We ask the Government and HSE to suspend and review the 'Time to Move on' policy as it is not fit for purpose and unfairly restricts the rights of persons with a disability to freely chose what types of living arrangements suit them. We also ask them to officially recognise St Mary of the Angels as a valid Special Community so that it can secure the necessary funding to bring all units on campus fully in line with HIQA standards.

Ultimately we hope that St Mary of the Angels can serve as a model of how people with moderate to profound physical and intellectual disabilities can live and be cared for in a campus-based community which is set right in the heart of and strongly connected with the wider community. Ireland and the world can learn from 50 years of innovation and forward thinking by the Franciscan Sisters.

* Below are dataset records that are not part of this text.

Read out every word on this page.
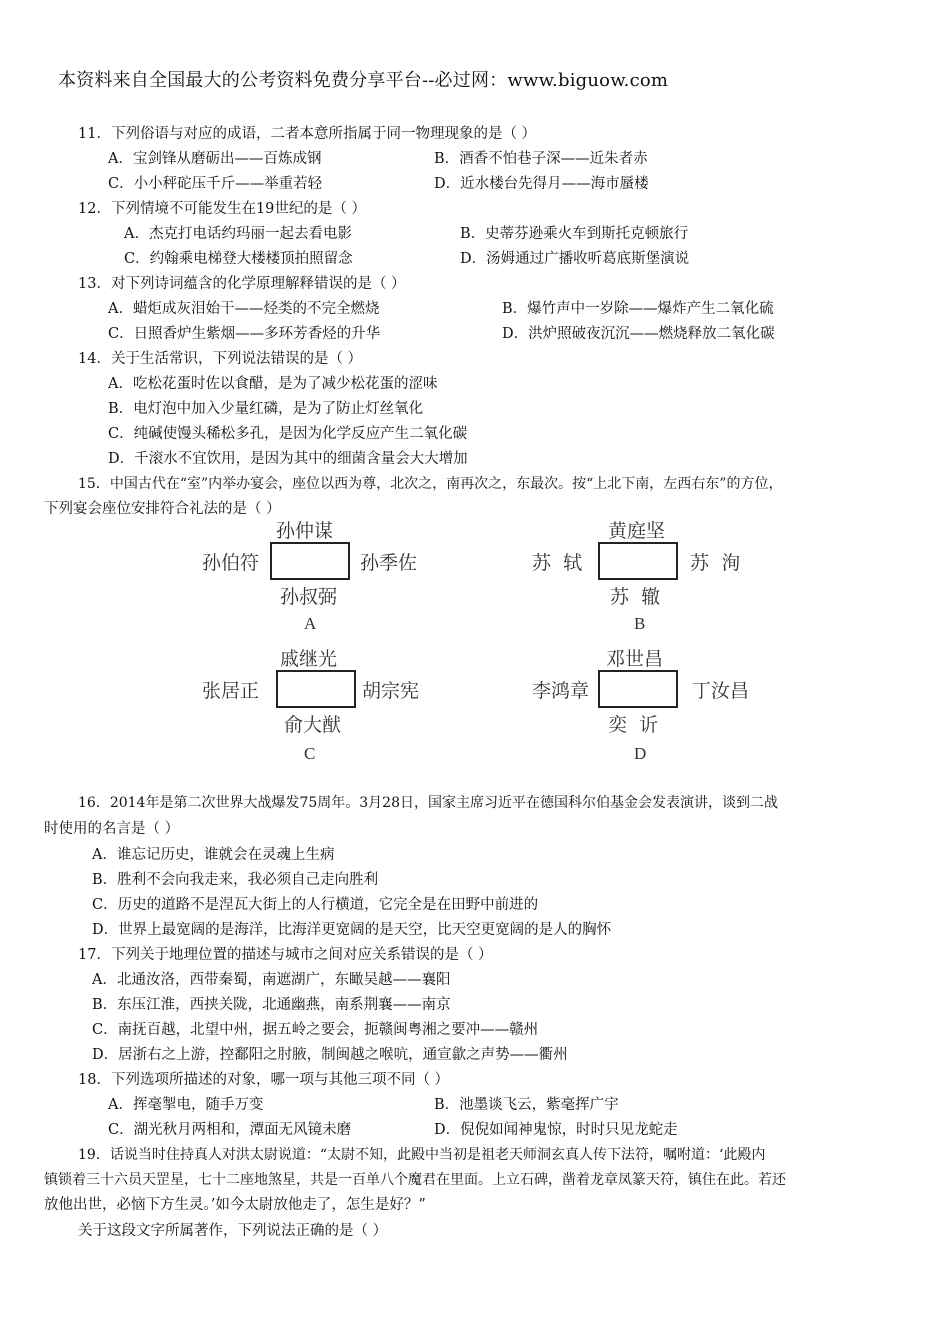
本资料来自全国最大的公考资料免费分享平台--必过网：www.biguow.com
11．下列俗语与对应的成语，二者本意所指属于同一物理现象的是（ ）
A．宝剑锋从磨砺出——百炼成钢	B．酒香不怕巷子深——近朱者赤
C．小小秤砣压千斤——举重若轻	D．近水楼台先得月——海市蜃楼
12．下列情境不可能发生在19世纪的是（ ）
A．杰克打电话约玛丽一起去看电影	B．史蒂芬逊乘火车到斯托克顿旅行
C．约翰乘电梯登大楼楼顶拍照留念	D．汤姆通过广播收听葛底斯堡演说
13．对下列诗词蕴含的化学原理解释错误的是（ ）
A．蜡炬成灰泪始干——烃类的不完全燃烧	B．爆竹声中一岁除——爆炸产生二氧化硫
C．日照香炉生紫烟——多环芳香烃的升华	D．洪炉照破夜沉沉——燃烧释放二氧化碳
14．关于生活常识，下列说法错误的是（ ）
A．吃松花蛋时佐以食醋，是为了减少松花蛋的涩味
B．电灯泡中加入少量红磷，是为了防止灯丝氧化
C．纯碱使馒头稀松多孔，是因为化学反应产生二氧化碳
D．千滚水不宜饮用，是因为其中的细菌含量会大大增加
15．中国古代在“室”内举办宴会，座位以西为尊，北次之，南再次之，东最次。按“上北下南，左西右东”的方位，
下列宴会座位安排符合礼法的是（ ）
孙仲谋
孙伯符	孙季佐
孙叔弼
A
黄庭坚
苏  轼	苏  洵
苏  辙
B
戚继光
张居正	胡宗宪
俞大猷
C
邓世昌
李鸿章	丁汝昌
奕  䜣
D
16．2014年是第二次世界大战爆发75周年。3月28日，国家主席习近平在德国科尔伯基金会发表演讲，谈到二战
时使用的名言是（ ）
A．谁忘记历史，谁就会在灵魂上生病
B．胜利不会向我走来，我必须自己走向胜利
C．历史的道路不是涅瓦大街上的人行横道，它完全是在田野中前进的
D．世界上最宽阔的是海洋，比海洋更宽阔的是天空，比天空更宽阔的是人的胸怀
17．下列关于地理位置的描述与城市之间对应关系错误的是（ ）
A．北通汝洛，西带秦蜀，南遮湖广，东瞰吴越——襄阳
B．东压江淮，西挟关陇，北通幽燕，南系荆襄——南京
C．南抚百越，北望中州，据五岭之要会，扼赣闽粤湘之要冲——赣州
D．居浙右之上游，控鄱阳之肘腋，制闽越之喉吭，通宣歙之声势——衢州
18．下列选项所描述的对象，哪一项与其他三项不同（ ）
A．挥毫掣电，随手万变	B．池墨谈飞云，紫毫挥广宇
C．湖光秋月两相和，潭面无风镜未磨	D．倪倪如闻神鬼惊，时时只见龙蛇走
19．话说当时住持真人对洪太尉说道：“太尉不知，此殿中当初是祖老天师洞玄真人传下法符，嘱咐道：‘此殿内
镇锁着三十六员天罡星，七十二座地煞星，共是一百单八个魔君在里面。上立石碑，凿着龙章凤篆天符，镇住在此。若还
放他出世，必恼下方生灵。’如今太尉放他走了，怎生是好？”
关于这段文字所属著作，下列说法正确的是（ ）
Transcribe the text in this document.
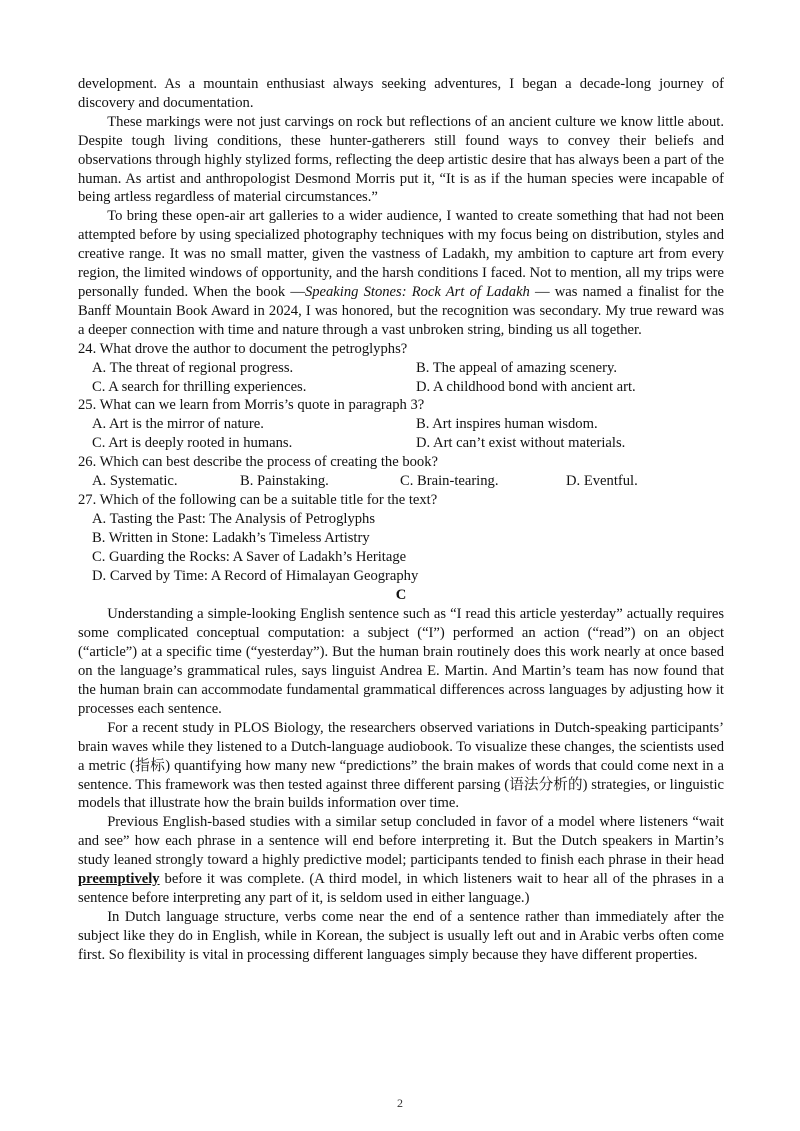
development. As a mountain enthusiast always seeking adventures, I began a decade-long journey of discovery and documentation.

These markings were not just carvings on rock but reflections of an ancient culture we know little about. Despite tough living conditions, these hunter-gatherers still found ways to convey their beliefs and observations through highly stylized forms, reflecting the deep artistic desire that has always been a part of the human. As artist and anthropologist Desmond Morris put it, “It is as if the human species were incapable of being artless regardless of material circumstances.”

To bring these open-air art galleries to a wider audience, I wanted to create something that had not been attempted before by using specialized photography techniques with my focus being on distribution, styles and creative range. It was no small matter, given the vastness of Ladakh, my ambition to capture art from every region, the limited windows of opportunity, and the harsh conditions I faced. Not to mention, all my trips were personally funded. When the book —Speaking Stones: Rock Art of Ladakh — was named a finalist for the Banff Mountain Book Award in 2024, I was honored, but the recognition was secondary. My true reward was a deeper connection with time and nature through a vast unbroken string, binding us all together.

24. What drove the author to document the petroglyphs?

A. The threat of regional progress.	B. The appeal of amazing scenery.
C. A search for thrilling experiences.	D. A childhood bond with ancient art.

25. What can we learn from Morris’s quote in paragraph 3?

A. Art is the mirror of nature.	B. Art inspires human wisdom.
C. Art is deeply rooted in humans.	D. Art can’t exist without materials.

26. Which can best describe the process of creating the book?

A. Systematic.	B. Painstaking.	C. Brain-tearing.	D. Eventful.

27. Which of the following can be a suitable title for the text?

A. Tasting the Past: The Analysis of Petroglyphs
B. Written in Stone: Ladakh’s Timeless Artistry
C. Guarding the Rocks: A Saver of Ladakh’s Heritage
D. Carved by Time: A Record of Himalayan Geography
C

Understanding a simple-looking English sentence such as “I read this article yesterday” actually requires some complicated conceptual computation: a subject (“I”) performed an action (“read”) on an object (“article”) at a specific time (“yesterday”). But the human brain routinely does this work nearly at once based on the language’s grammatical rules, says linguist Andrea E. Martin. And Martin’s team has now found that the human brain can accommodate fundamental grammatical differences across languages by adjusting how it processes each sentence.

For a recent study in PLOS Biology, the researchers observed variations in Dutch-speaking participants’ brain waves while they listened to a Dutch-language audiobook. To visualize these changes, the scientists used a metric (指标) quantifying how many new “predictions” the brain makes of words that could come next in a sentence. This framework was then tested against three different parsing (语法分析的) strategies, or linguistic models that illustrate how the brain builds information over time.

Previous English-based studies with a similar setup concluded in favor of a model where listeners “wait and see” how each phrase in a sentence will end before interpreting it. But the Dutch speakers in Martin’s study leaned strongly toward a highly predictive model; participants tended to finish each phrase in their head preemptively before it was complete. (A third model, in which listeners wait to hear all of the phrases in a sentence before interpreting any part of it, is seldom used in either language.)

In Dutch language structure, verbs come near the end of a sentence rather than immediately after the subject like they do in English, while in Korean, the subject is usually left out and in Arabic verbs often come first. So flexibility is vital in processing different languages simply because they have different properties.

2
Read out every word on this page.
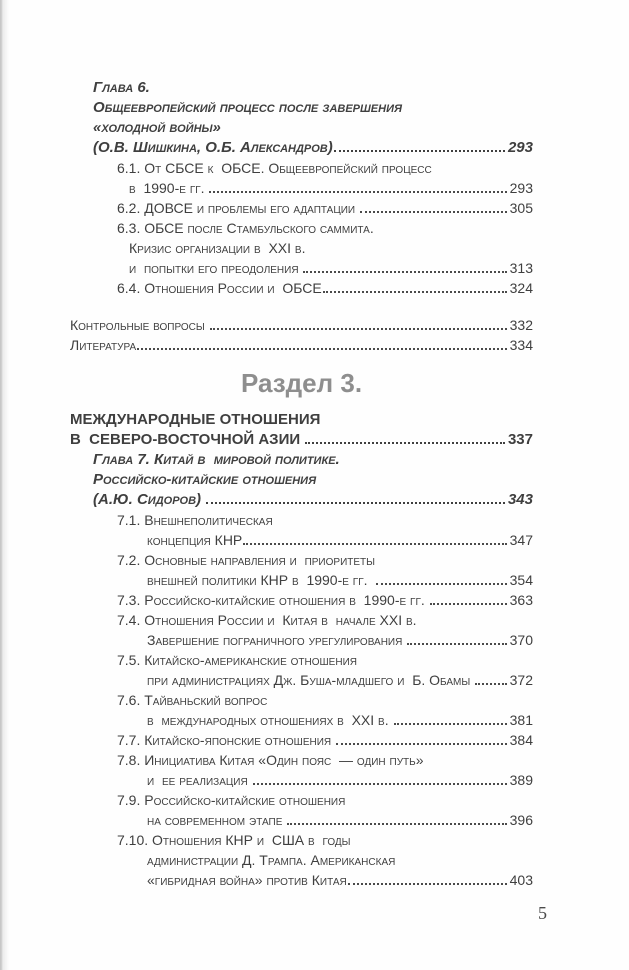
Глава 6.
Общеевропейский процесс после завершения
«холодной войны»
(О.В. Шишкина, О.Б. Александров)	293
6.1. От СБСЕ к  ОБСЕ. Общеевропейский процесс
в  1990-е гг.	293
6.2. ДОВСЕ и проблемы его адаптации	305
6.3. ОБСЕ после Стамбульского саммита.
Кризис организации в  XXI в.
и  попытки его преодоления	313
6.4. Отношения России и  ОБСЕ	324
Контрольные вопросы	332
Литература	334
Раздел 3.
МЕЖДУНАРОДНЫЕ ОТНОШЕНИЯ
В  СЕВЕРО-ВОСТОЧНОЙ АЗИИ	337
Глава 7. Китай в  мировой политике.
Российско-китайские отношения
(А.Ю. Сидоров)	343
7.1. Внешнеполитическая
концепция КНР	347
7.2. Основные направления и  приоритеты
внешней политики КНР в  1990-е гг.	354
7.3. Российско-китайские отношения в  1990-е гг.	363
7.4. Отношения России и  Китая в  начале XXI в.
Завершение пограничного урегулирования	370
7.5. Китайско-американские отношения
при администрациях Дж. Буша-младшего и  Б. Обамы	372
7.6. Тайваньский вопрос
в  международных отношениях в  XXI в.	381
7.7. Китайско-японские отношения	384
7.8. Инициатива Китая «Один пояс  — один путь»
и  ее реализация	389
7.9. Российско-китайские отношения
на современном этапе	396
7.10. Отношения КНР и  США в  годы
администрации Д. Трампа. Американская
«гибридная война» против Китая	403
5
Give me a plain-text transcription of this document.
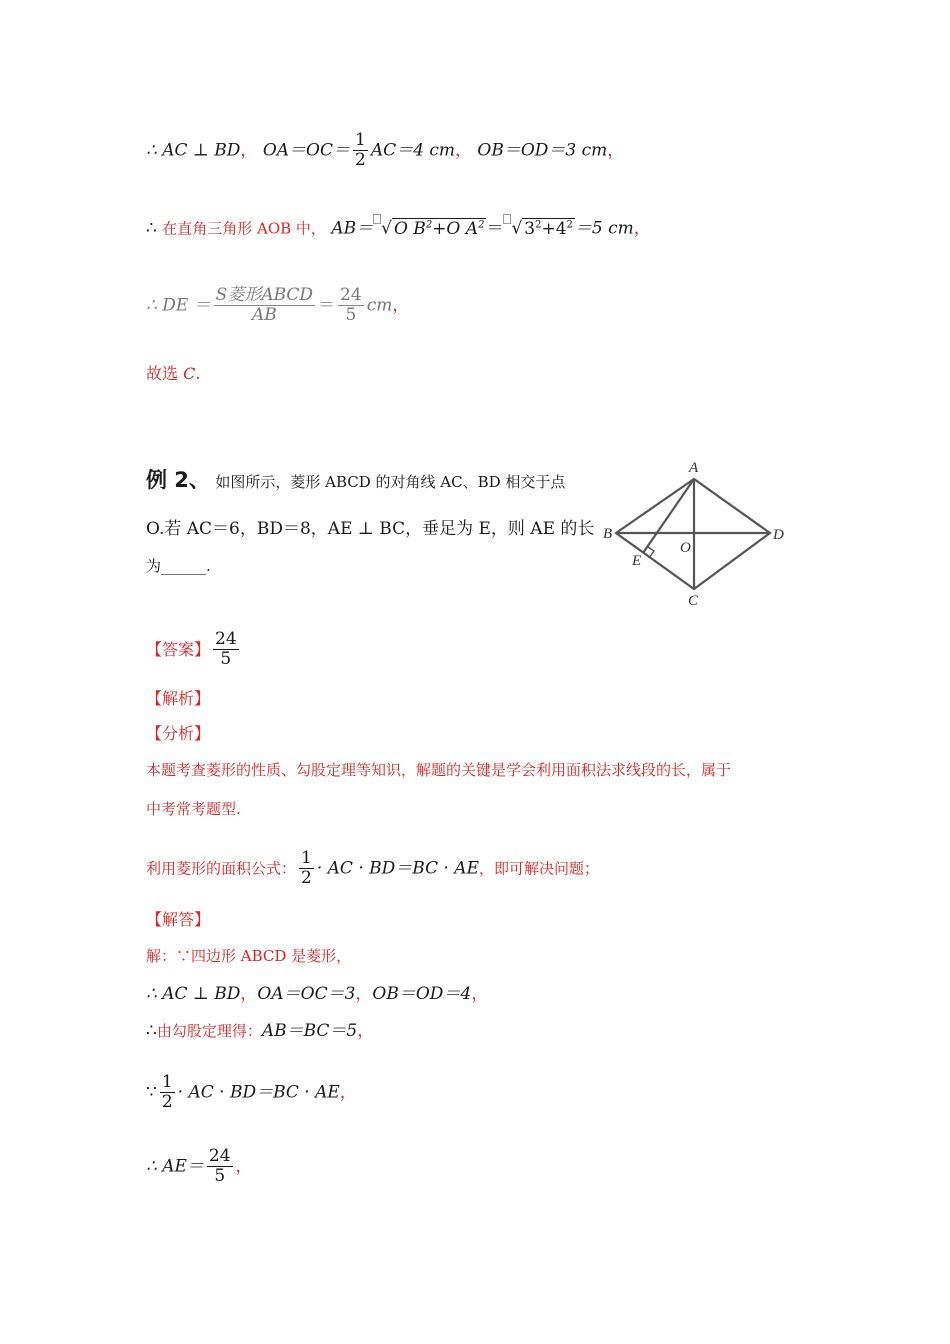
∴ AC ⊥ BD， $OA=OC= \frac{1}{2} AC=4$ cm， OB＝OD＝3 cm，
∴ 在直角三角形 AOB 中， AB＝ √ O $B^2+O$ $A^2$ ＝ √ $3^2+4^2 =5$ cm，
∴ DE ＝ $\frac{\text{S菱形ABCD}}{AB} = \frac{24}{5}$ cm，
故选 C.
例 2、 如图所示，菱形 ABCD 的对角线 AC、BD 相交于点
O.若 AC＝6，BD＝8，AE ⊥ BC，垂足为 E，则 AE 的长
为______.
A
B
C
D
E
O
【答案】 $\frac{24}{5}$
【解析】
【分析】
本题考查菱形的性质、勾股定理等知识，解题的关键是学会利用面积法求线段的长，属于
中考常考题型.
利用菱形的面积公式： $\frac{1}{2}$ · AC · BD＝BC · AE，即可解决问题；
【解答】
解：∵四边形 ABCD 是菱形，
∴ AC ⊥ BD，OA＝OC＝3，OB＝OD＝4，
∴由勾股定理得：AB＝BC＝5，
∵ $\frac{1}{2}$ · AC · BD＝BC · AE，
∴ $AE= \frac{24}{5}$ ，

In a meeting with Minister of State with responsibility for disabilities Anne Rabbitte, Minister for Education Norma Foley, TD Brendan Griffin and officials from HSE and Department of Health on 28th April 2021,we requested:

  1. To have a seat at the decision making table.
  2. That there be a written undertaking that SMOA will never be a sellable commodity. A provider, upon ceasing running the facility, would have to sign over the deeds to the new care provider. This should be an agreement in perpetuity.
  3. The onsite services and facilities should be accessible to people with disabilities throughout Kerry, as they cannot be accessed elsewhere.